As natives to Arizona, we know what the desert is, but as I looked at the desert as this
analogical picture of our marriage, it fit perfectly.
The desert is this ecosystem that thrives because of its' unique way of survival. Desert plants knows how to hold out in times of drought, storing water deep in their roots. And cacti in their infancy only survive because of the shelter provided by bigger, 'nursing' plants.
Native Americans who knew how to survive off the land knew to ask the rain man to summon water. In the same way, we have learned to lean on the prayers, wisdom, and counsel of our community, and to ask for ourselves the rain from He who provides.
And finally, we have come to appreciate the path we are on. Though it is rugged terrain at times, the desert has its' own kind of pretty.
It’s a full fledged run through a rocky, desert terrain wearing nothing but those goofy looking toe shoes. Sometimes, you’re on this mountaintop peak, stepping up to the ridge and peering over into the cactus ridden, dirt clump of land from where you just came, feet bloodied and body dripping sweat, realizing now that you’re resting away from it, that it’s got its own kind of pretty.
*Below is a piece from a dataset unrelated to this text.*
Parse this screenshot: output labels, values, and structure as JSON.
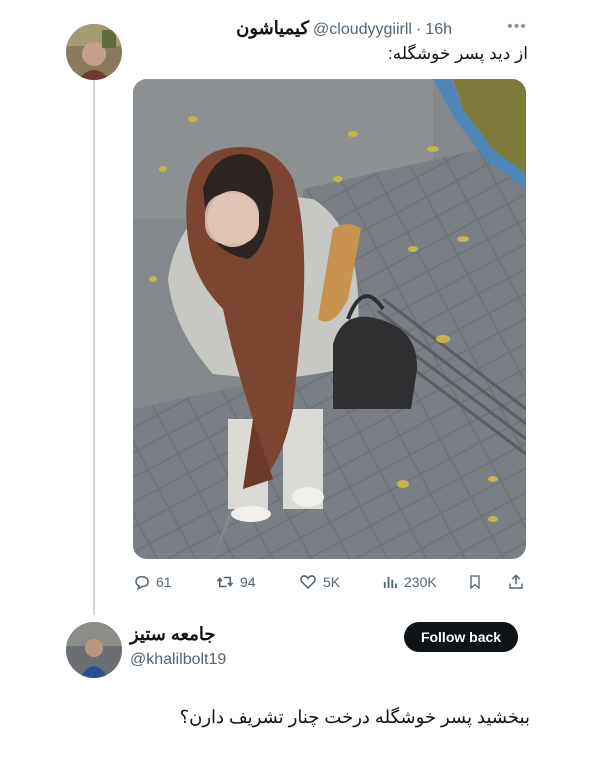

In a desert marriage, you go to the rain man, you ask him how to quench the dry and dusty parts of yourself that can’t go on. You take counsel, even when it feels like prickly pear in the side. The two of you go out, hands clasped tight, and breathe in the communion of the desert night sky. Feeling braver than before, you dance and cry out for rain.
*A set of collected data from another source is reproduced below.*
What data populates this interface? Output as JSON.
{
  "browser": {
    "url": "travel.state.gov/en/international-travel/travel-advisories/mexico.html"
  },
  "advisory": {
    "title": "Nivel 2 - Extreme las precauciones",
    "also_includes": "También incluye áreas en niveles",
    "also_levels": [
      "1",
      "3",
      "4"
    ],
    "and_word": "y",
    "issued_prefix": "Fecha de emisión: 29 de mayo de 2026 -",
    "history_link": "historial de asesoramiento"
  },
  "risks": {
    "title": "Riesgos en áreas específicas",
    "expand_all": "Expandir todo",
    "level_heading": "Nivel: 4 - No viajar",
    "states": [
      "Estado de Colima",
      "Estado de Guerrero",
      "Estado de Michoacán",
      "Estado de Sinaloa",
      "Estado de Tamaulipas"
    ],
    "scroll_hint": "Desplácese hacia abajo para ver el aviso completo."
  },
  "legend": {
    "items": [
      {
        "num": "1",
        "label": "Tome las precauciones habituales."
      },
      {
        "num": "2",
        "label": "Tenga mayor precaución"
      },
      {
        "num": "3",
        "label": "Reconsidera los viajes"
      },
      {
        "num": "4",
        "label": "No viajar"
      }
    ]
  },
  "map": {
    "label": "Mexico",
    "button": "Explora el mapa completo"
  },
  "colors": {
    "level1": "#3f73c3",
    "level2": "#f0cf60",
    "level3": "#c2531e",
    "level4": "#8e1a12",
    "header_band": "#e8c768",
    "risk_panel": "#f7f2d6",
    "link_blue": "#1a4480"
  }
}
Rain pours out over your palms and drips down your back, following the same curves of your spine that the sweat did, replacing it. Washing over your mouth and purifying it, for all the words that came out that should’ve stuck in your throat.
And when the rain ends, you have the strength to walk the desert again. you’ll store that rain a long time. The venom of a rattler, the sting of a scorpion, the dehydration of the sun, these are things you are learning to ward off.
A desert marriage. It is like the saguaro cactus, growing slowly, extra prickly at first. Living under the cool shade of a nursing tree, community. After ten years, it is only one inch tall. But give it time and watch it sprout up, arms one day will be stretched wide to shelter others. As if to say, I was weak and in need of shelter once too, come, rest.
200 years go by, and when it falls, only the ribs are left after the decay. The ribs, a reminder of how the woman came from the man, and how the man lived with one less rib because of it.
In a desert marriage, you see the sun setting in all its brilliancy, strung across the sun in large stokes by the great painter.
You worship him, knowing that he gave you the rain and the sunset to nurture you, and the desert terrain and thirst to teach you.
You thank him, for you’d never appreciate the rain and the sunset as much if you lived somewhere easier.
For you are desert dwellers through and through.